Proof: left as exercise.

## Units and division

Definition: If $$x$$ and $$y$$ are numbers, we say that $$y$$ is an inverse of $$x$$ if $$xy = 1$$. If $$x$$ has an inverse, it is called a unit.

Note: This is a very general definition: it applies in any set that has a reasonable definition of multiplication and 1. Sets having operations called $$+$$ and $$\cdot$$ that satisfy certain conditions are called rings; one can talk about the units of any ring.

Examples: - The only units of $$\mathbb{Z}$$ are $$1$$ and $$-1$$ - All non-zero elements of $$\mathbb{Q}$$ and $$\mathbb{R}$$ are units - We will see in a later lecture that $$[a]$$ is a unit of $$\mathbb{Z}_m$$ if and only if $$gcd(a,m) = 1$$.

As another example, let's consider $$\mathbb{Z}_5$$. The elements of $$\mathbb{Z}_5$$ are $$\{[0],[1],[2],[3],[4]\}$$. $$[0]$$ is never a unit: there is nothing you can multiply 0 by to get 1. $$[1]$$ and $$[-1]$$ are always units, and are always their own inverses.
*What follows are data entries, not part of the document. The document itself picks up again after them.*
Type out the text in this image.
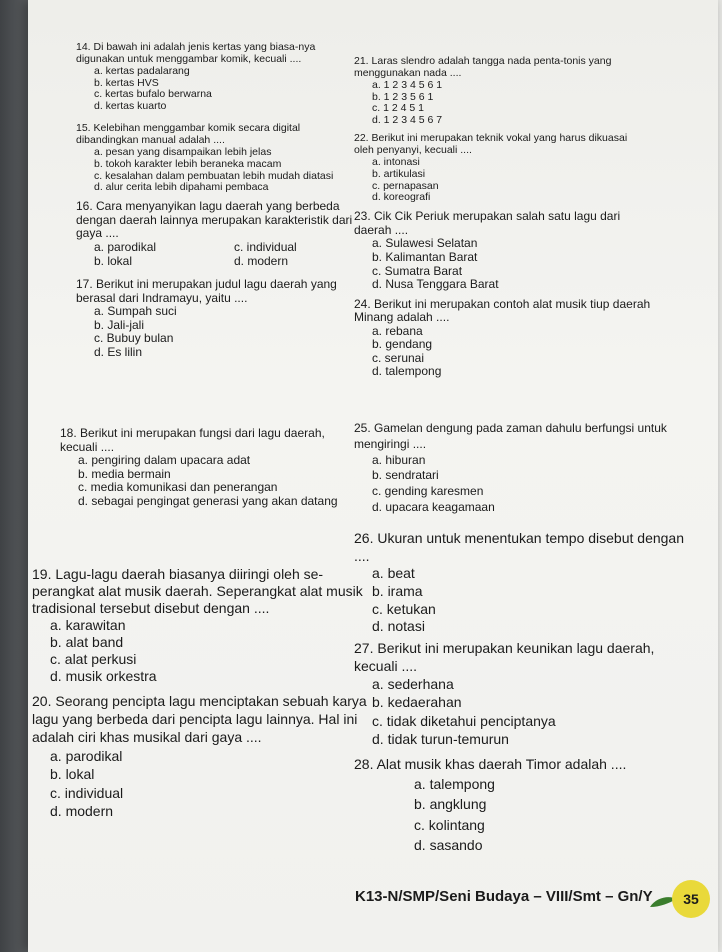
14. Di bawah ini adalah jenis kertas yang biasa-nya digunakan untuk menggambar komik, kecuali ....
a. kertas padalarang
b. kertas HVS
c. kertas bufalo berwarna
d. kertas kuarto
15. Kelebihan menggambar komik secara digital dibandingkan manual adalah ....
a. pesan yang disampaikan lebih jelas
b. tokoh karakter lebih beraneka macam
c. kesalahan dalam pembuatan lebih mudah diatasi
d. alur cerita lebih dipahami pembaca
16. Cara menyanyikan lagu daerah yang berbeda dengan daerah lainnya merupakan karakteristik dari gaya ....
a. parodikal	c. individual
b. lokal	d. modern
17. Berikut ini merupakan judul lagu daerah yang berasal dari Indramayu, yaitu ....
a. Sumpah suci
b. Jali-jali
c. Bubuy bulan
d. Es lilin
18. Berikut ini merupakan fungsi dari lagu daerah, kecuali ....
a. pengiring dalam upacara adat
b. media bermain
c. media komunikasi dan penerangan
d. sebagai pengingat generasi yang akan datang
19. Lagu-lagu daerah biasanya diiringi oleh se-perangkat alat musik daerah. Seperangkat alat musik tradisional tersebut disebut dengan ....
a. karawitan
b. alat band
c. alat perkusi
d. musik orkestra
20. Seorang pencipta lagu menciptakan sebuah karya lagu yang berbeda dari pencipta lagu lainnya. Hal ini adalah ciri khas musikal dari gaya ....
a. parodikal
b. lokal
c. individual
d. modern
21. Laras slendro adalah tangga nada penta-tonis yang menggunakan nada ....
a. 1 2 3 4 5 6 1
b. 1 2 3 5 6 1
c. 1 2 4 5 1
d. 1 2 3 4 5 6 7
22. Berikut ini merupakan teknik vokal yang harus dikuasai oleh penyanyi, kecuali ....
a. intonasi
b. artikulasi
c. pernapasan
d. koreografi
23. Cik Cik Periuk merupakan salah satu lagu dari daerah ....
a. Sulawesi Selatan
b. Kalimantan Barat
c. Sumatra Barat
d. Nusa Tenggara Barat
24. Berikut ini merupakan contoh alat musik tiup daerah Minang adalah ....
a. rebana
b. gendang
c. serunai
d. talempong
25. Gamelan dengung pada zaman dahulu berfungsi untuk mengiringi ....
a. hiburan
b. sendratari
c. gending karesmen
d. upacara keagamaan
26. Ukuran untuk menentukan tempo disebut dengan ....
a. beat
b. irama
c. ketukan
d. notasi
27. Berikut ini merupakan keunikan lagu daerah, kecuali ....
a. sederhana
b. kedaerahan
c. tidak diketahui penciptanya
d. tidak turun-temurun
28. Alat musik khas daerah Timor adalah ....
a. talempong
b. angklung
c. kolintang
d. sasando
K13-N/SMP/Seni Budaya – VIII/Smt – Gn/Y	35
In this case, $$[-1] = [4]$$. $$[2]$$ and $$[3]$$ are also units, because $$[2][3] = [6] = [1]$$.

In this case, all non-zero elements of $$\mathbb{Z}_5$$ were units, but this is not always the case. For example, in $$\mathbb{Z}_6$$, the only units are $$[1]$$ and $$[-1] = [5]$$. For example, $$[2]$$ is not a unit, because

• $$[2][0] = [0] \neq [1]$$,
• $$[2][1] = [2] \neq [1]$$,
• $$[2][2] = [4] \neq [1]$$,
• $$[2][3] = [6] = [0] \neq [1]$$,
• $$[2][4] = [8] = [2] \neq [1]$$,
• $$[2][5] = [10] = [4] \neq [1]$$.

Definition: $$φ(m)$$ is the number of units of $$\mathbb{Z}_m$$. It is called the totient of $$m$$ ($$φ$$ is also sometimes called the "Euler phi-function").
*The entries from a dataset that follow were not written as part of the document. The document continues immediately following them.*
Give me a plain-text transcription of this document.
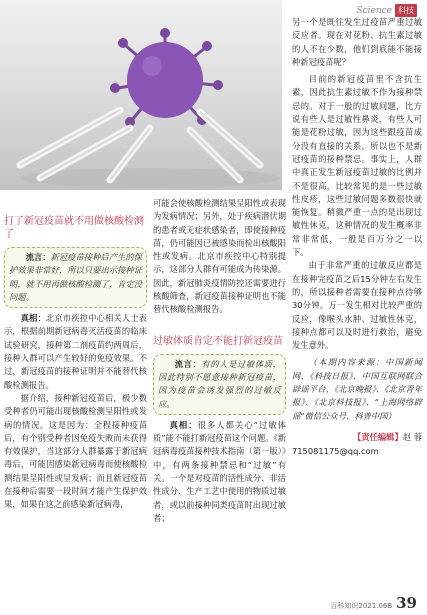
Science 科技
打了新冠疫苗就不用做核酸检测了

流言：新冠疫苗接种后产生的保护效果非常好，所以只要出示接种证明，就不用再做核酸检测了，肯定没问题。

真相：北京市疾控中心相关人士表示，根据前期新冠病毒灭活疫苗的临床试验研究，接种第二剂疫苗约两周后，接种人群可以产生较好的免疫效果。不过，新冠疫苗的接种证明并不能替代核酸检测报告。

据介绍，接种新冠疫苗后，极少数受种者仍可能出现核酸检测呈阳性或发病的情况。这是因为：全程接种疫苗后，有个别受种者因免疫失败而未获得有效保护，当这部分人群暴露于新冠病毒后，可能因感染新冠病毒而使核酸检测结果呈阳性或呈发病；而且新冠疫苗在接种后需要一段时间才能产生保护效果，如果在这之前感染新冠病毒，

可能会使核酸检测结果呈阳性或表现为发病情况；另外，处于疾病潜伏期的患者或无症状感染者，即使接种疫苗，仍可能因已被感染而检出核酸阳性或发病。北京市疾控中心特别提示，这部分人群有可能成为传染源。因此，新冠肺炎疫情防控还需要进行核酸筛查，新冠疫苗接种证明也不能替代核酸检测报告。

过敏体质肯定不能打新冠疫苗

流言：有的人是过敏体质，因此特别不愿意接种新冠疫苗，因为疫苗会诱发强烈的过敏反应。

真相：很多人都关心“过敏体质”能不能打新冠疫苗这个问题。《新冠病毒疫苗接种技术指南（第一版）》中，有两条接种禁忌和“过敏”有关。一个是对疫苗的活性成分、非活性成分、生产工艺中使用的物质过敏者，或以前接种同类疫苗时出现过敏者；

另一个是既往发生过疫苗严重过敏反应者。现在对花粉、抗生素过敏的人不在少数，他们到底能不能接种新冠疫苗呢？

目前的新冠疫苗里不含抗生素，因此抗生素过敏不作为接种禁忌的。对于一般的过敏问题，比方说有些人是过敏性鼻炎，有些人可能是花粉过敏，因为这些跟疫苗成分没有直接的关系，所以也不是新冠疫苗的接种禁忌。事实上，人群中真正发生新冠疫苗过敏的比例并不是很高，比较常见的是一些过敏性皮疹，这些过敏问题多数很快就能恢复。稍微严重一点的是出现过敏性休克，这种情况的发生概率非常非常低，一般是百万分之一以下。

由于非常严重的过敏反应都是在接种完疫苗之后15分钟左右发生的，所以接种者需要在接种点待够30分钟。万一发生相对比较严重的反应，像喉头水肿、过敏性休克，接种点都可以及时进行救治，避免发生意外。

（本期内容来源：中国新闻网、《科技日报》、中国互联网联合辟谣平台、《北京晚报》、《北京青年报》、《北京科技报》、“上海网络辟谣”微信公众号、科普中国）

【责任编辑】赵 蓉
715081175@qq.com
百科知识2021.06B 39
The above examples show that $$φ(5) = 4$$ and $$φ(6) = 2$$.

Claim: If $$x \in \mathbb{Z}_m$$ has an inverse, then it is unique.
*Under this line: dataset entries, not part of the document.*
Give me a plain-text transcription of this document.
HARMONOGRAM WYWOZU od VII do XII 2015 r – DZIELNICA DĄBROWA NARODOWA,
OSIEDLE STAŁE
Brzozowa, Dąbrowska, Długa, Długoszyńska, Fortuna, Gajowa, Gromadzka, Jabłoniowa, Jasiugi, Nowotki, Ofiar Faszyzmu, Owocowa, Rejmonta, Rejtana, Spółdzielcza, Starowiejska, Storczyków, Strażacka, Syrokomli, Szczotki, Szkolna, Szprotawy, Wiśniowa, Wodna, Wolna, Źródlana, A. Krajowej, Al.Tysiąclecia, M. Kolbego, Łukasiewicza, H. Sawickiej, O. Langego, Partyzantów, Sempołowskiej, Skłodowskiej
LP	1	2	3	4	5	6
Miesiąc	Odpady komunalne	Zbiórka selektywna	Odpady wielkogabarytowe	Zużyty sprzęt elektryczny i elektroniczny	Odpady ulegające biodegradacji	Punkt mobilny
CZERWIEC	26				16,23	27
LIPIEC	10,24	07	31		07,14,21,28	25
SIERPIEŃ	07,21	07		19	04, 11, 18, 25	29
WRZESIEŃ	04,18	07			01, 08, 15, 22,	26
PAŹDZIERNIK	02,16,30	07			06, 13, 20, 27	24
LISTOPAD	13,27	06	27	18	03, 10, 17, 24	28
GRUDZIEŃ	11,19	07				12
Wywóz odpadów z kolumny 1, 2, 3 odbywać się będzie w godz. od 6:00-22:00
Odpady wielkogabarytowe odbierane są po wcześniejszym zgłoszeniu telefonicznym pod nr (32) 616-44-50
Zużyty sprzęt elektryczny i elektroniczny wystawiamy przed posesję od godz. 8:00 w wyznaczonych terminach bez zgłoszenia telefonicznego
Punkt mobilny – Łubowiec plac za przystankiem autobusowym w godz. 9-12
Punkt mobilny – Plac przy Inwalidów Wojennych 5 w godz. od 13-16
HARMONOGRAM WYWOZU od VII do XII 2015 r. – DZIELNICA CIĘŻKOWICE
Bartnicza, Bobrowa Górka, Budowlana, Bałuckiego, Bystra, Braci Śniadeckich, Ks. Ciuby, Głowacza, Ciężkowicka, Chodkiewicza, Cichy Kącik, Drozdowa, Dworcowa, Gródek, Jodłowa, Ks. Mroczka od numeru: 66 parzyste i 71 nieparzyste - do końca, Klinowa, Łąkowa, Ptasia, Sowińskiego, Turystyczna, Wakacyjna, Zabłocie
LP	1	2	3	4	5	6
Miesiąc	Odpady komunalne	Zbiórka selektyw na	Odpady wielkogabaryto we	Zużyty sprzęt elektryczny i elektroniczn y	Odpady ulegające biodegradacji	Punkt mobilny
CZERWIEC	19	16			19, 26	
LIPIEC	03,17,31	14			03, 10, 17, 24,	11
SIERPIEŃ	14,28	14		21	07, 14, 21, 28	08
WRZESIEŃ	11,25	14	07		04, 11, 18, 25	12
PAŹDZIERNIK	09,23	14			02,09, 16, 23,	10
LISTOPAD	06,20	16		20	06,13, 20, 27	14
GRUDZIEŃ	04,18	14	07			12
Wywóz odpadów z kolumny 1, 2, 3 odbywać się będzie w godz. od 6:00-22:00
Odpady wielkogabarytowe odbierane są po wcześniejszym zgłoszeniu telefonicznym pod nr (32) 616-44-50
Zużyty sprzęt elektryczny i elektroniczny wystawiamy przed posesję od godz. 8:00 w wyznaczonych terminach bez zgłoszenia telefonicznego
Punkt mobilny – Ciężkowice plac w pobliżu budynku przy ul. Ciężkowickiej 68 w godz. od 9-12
Proof: Suppose $$xy = [1]$$ and $$xy' = [1]$$. We want to show $$y = y'$$. We have $y = [1]y = (xy')y = (xy)y' = [1]y' = y'$

Since the inverse is unique, we can give it a symbol: $$x^{-1}$$ is the inverse of $$x$$. We define $$x^{-n} ::= (x^{-1})^n$$ and note that $$x^nx^{-n} = [1]$$.

## Exponentiation

We have seen that addition, multiplication, and subtraction of equivalence classes, when defined in the obvious way, are well-defined. This is not true of exponentiation; we show this and fix it in the next lecture.